# General Wire camera



## karlht (Oct 16, 2008)

Hey guys, I'm looking at buying a camera for my company, but I really don't want to drop the money on a Ridgid. Do you guys have any opinion on general for a camera? Thanks!


----------



## gear junkie (Jun 20, 2008)

You got the money for another camera or a repair? Save a little more and buy the ridgid.


----------



## AlbacoreShuffle (Aug 28, 2011)

Buy this one !
$1000 plus shipping and you have a $4500 camera and reel. 

http://www.plumbingzone.com/f24/ratech-camera-18029/


----------



## Cuda (Mar 16, 2009)

got any idea how much to Seattle? Do you do paypal?


----------



## deerslayer (Mar 29, 2012)

We have 2 general cameras at the shop! They are older units and may not compare to the new ones.
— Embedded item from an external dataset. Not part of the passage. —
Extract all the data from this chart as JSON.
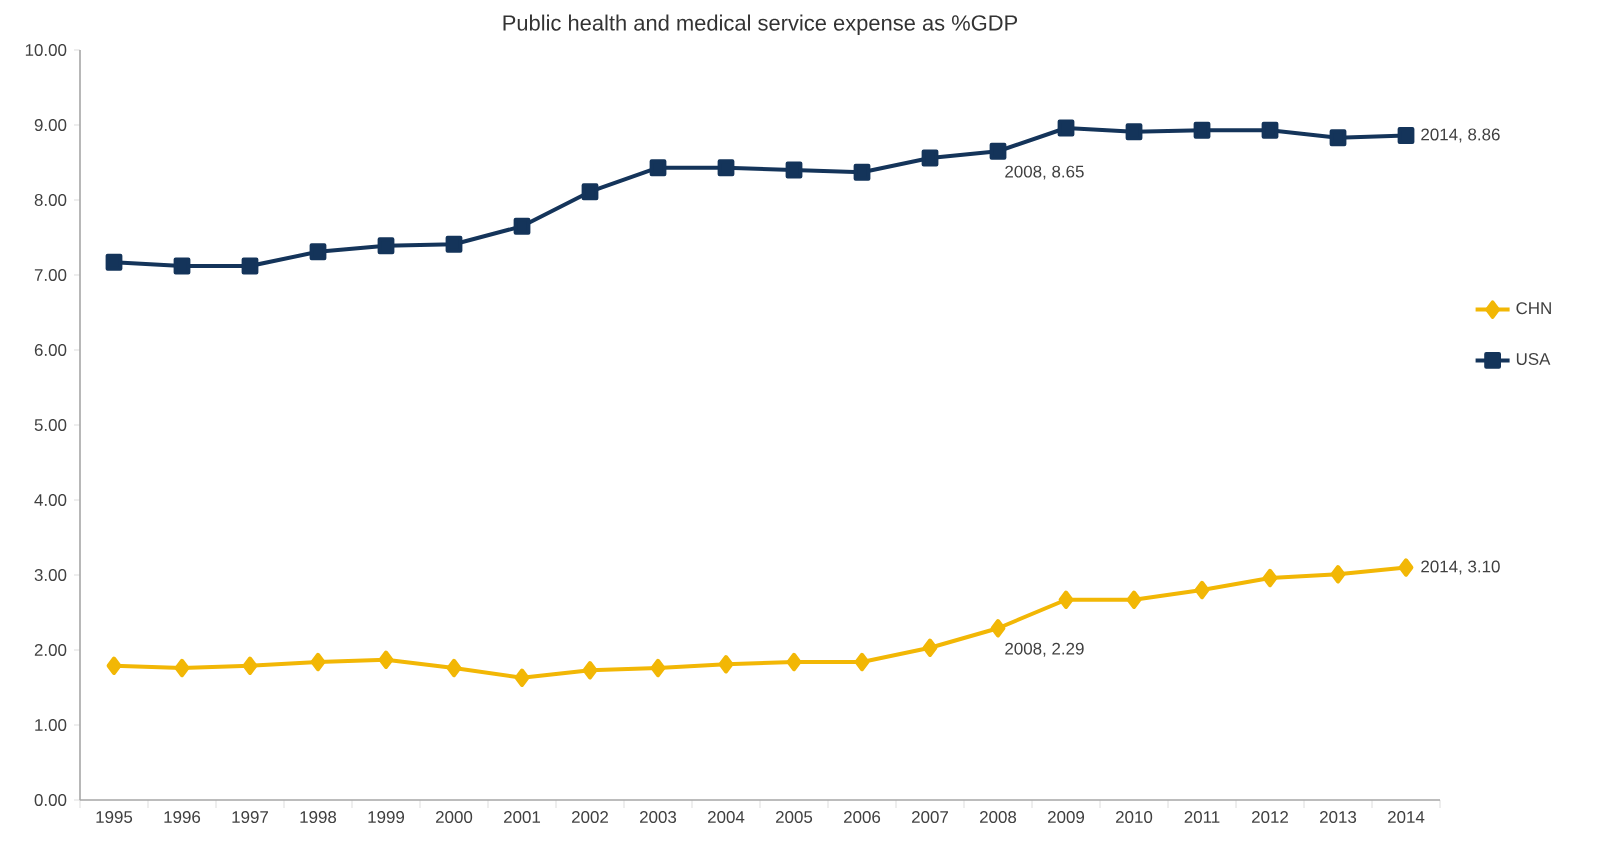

They are rediculously heavy and not user friendly IMHO. I will take my ridgid anyday!!


----------



## karlht (Oct 16, 2008)

Thanks for advice. I think I'll just try to find a deal on Craigslist or eBay on a used Ridgid for the time being. Thanks again.


----------



## AlbacoreShuffle (Aug 28, 2011)

Cuda said:


> got any idea how much to Seattle? Do you do paypal?


Not sure on the shipping cost. I have a ups store around the corner from me, Ill get an estimate this weekend. 
I have an old paypal account , I haven't used for years.
Also changed banks so it would have to be updated.


----------



## Cuda (Mar 16, 2009)

no need to go to the trouble, I don't think I can adapt that to a ridgid monitor (10 pin vs. 4) But thanks


----------